48V Lithium Ion Battery 13ah Deep Cycle Battery Electric Bicycle Battery
Chemistry |
Li-ion |
Configuration |
13s5p |
Voltage |
48 V |
Capacity |
13 Ah |
Charge Mode |
CC-CV |
Charge Voltage |
54.8 V |
Discharge Current |
3 A |
ChargeTemp. |
0~45 ºC |
Discharge Temp. |
-20~60 ºC |
Weight |
about 4kg |
Dimension |
Customized |
Cycle Life |
500 times |
48V Lithium Ion Battery 13ah Deep Cycle Battery Electric Bicycle Battery
Research on CCS technology has generated a good understanding of the carbon-capture process that takes place inside a CCS system. When CO2 is added to an amine solution, molecules of the two species spontaneously combine to form an “adduct,” a new chemical species in which the original molecules remain largely intact. In this case, the adduct forms when a carbon atom in a CO2 molecule chemically bonds with a nitrogen atom in an amine molecule. As they combine, the CO2 molecule is reconfigured: It changes from its original, highly stable, linear form to a “bent” shape with a negative charge — a highly reactive form that’s ready for further reaction.
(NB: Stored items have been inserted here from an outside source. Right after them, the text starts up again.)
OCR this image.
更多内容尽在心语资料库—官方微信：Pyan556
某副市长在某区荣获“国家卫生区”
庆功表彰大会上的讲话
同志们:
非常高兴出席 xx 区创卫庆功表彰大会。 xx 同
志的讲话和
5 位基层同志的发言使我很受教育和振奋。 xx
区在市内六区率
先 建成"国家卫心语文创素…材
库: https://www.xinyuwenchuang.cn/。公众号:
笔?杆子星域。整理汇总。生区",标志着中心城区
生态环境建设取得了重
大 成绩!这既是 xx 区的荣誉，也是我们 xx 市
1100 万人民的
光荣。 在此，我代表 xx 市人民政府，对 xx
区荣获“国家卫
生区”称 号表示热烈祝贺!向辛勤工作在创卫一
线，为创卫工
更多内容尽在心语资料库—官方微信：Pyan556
In her scheme, Gallant proposed using electrochemistry to break apart the CO2-amine adduct — right at the carbon-nitrogen bond. Cleaving the adduct at that bond would separate the two pieces: the amine in its original, unreacted state, ready to capture more CO2, and the bent, chemically reactive form of CO2, which might then react with the electrons and positively charged lithium ions that flow during battery discharge. The outcome of that reaction could be the formation of lithium carbonate (Li2CO3), which would deposit on the carbon electrode.